O pedido, protocolado em fevereiro deste ano na Câmara, foi analisado pela procuradoria jurídica, que abriu prazo para que o prefeito enviasse sua defesa prévia. Após o recebimento da defesa, o procurador-geral da Casa, Miguel Ângelo Garcia, deu parecer favorável à tramitação da CP. ''Nós não analisamos o mérito, somente que a denúncia preenchia os requisitos legais de admissibilidade. Por isso decimos enviar ao plenário'', explicou o presidente da Mesa, Gerson Araújo (PSDB). Mas ele não quis entrar em detalhes. ''Foi uma decisão da Mesa como um todo.'' Além de Araújo, são membros os vereadores Rony Alves (PTB), José Roque Neto (PR), Sebastião dos Metalúrgicos (PDT) e Roberto Fú (PDT).

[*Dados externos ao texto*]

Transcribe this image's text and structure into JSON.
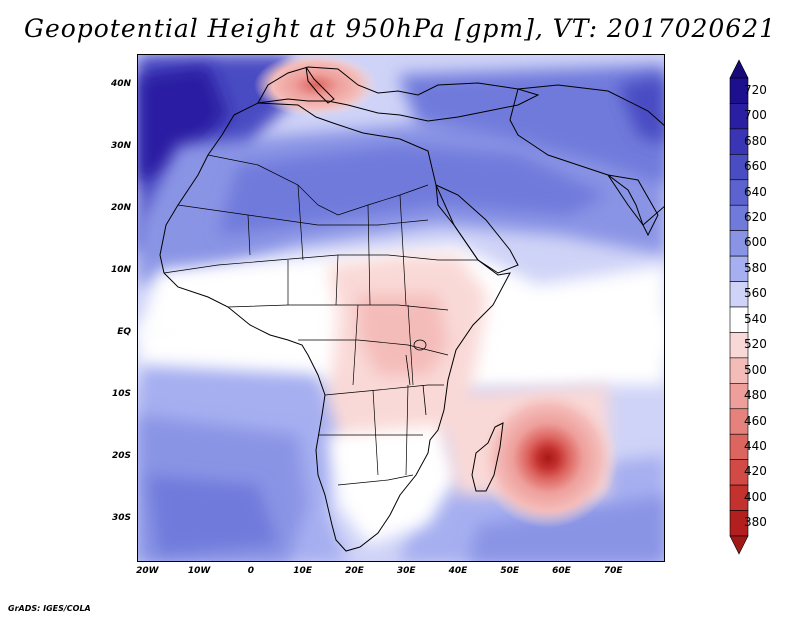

Segundo o que sustentou a Comissão Especial de Inquérito (CEI) da Centronic no relatório final da investigação - que baseou o pedido de CP feito pelo PMN - o prefeito teria permitido que dois vigilantes da Centronic, que teriam sido contratados para trabalharem na prefeitura, fizessem trabalho de vigilância na rádio de propriedade de sua família. A CEI apurou que, por estarem sendo pagos com dinheiro público, mas trabalhando particularmente para o prefeito, o chefe do Executivo teria cometido infração político administrativa. O relatório recomendou a abertura de uma CP para apurar a responsabilidade do prefeito nas supostas irregularidades.
São necessários 13 votos para que a CP seja criada na Casa. Pelo Regimento Interno da Câmara seriam necessários somente 10, mas o prefeito conseguiu na Justiça uma liminar para que o quórum da votação fosse de dois terços dos vereadores, e não de maioria absoluta. Se for aberta, a CP tem 90 dias improrrogáveis para encaminhar o pedido de cassação do mandato de Barbosa ou arquivamento do caso.
A Câmara já arquivou pedidos de CP por conta de possíveis irregularidades envolvendo a Guarda Municipal, a área da Saúde e possível promoção pessoal no Réveillon Luz 2011.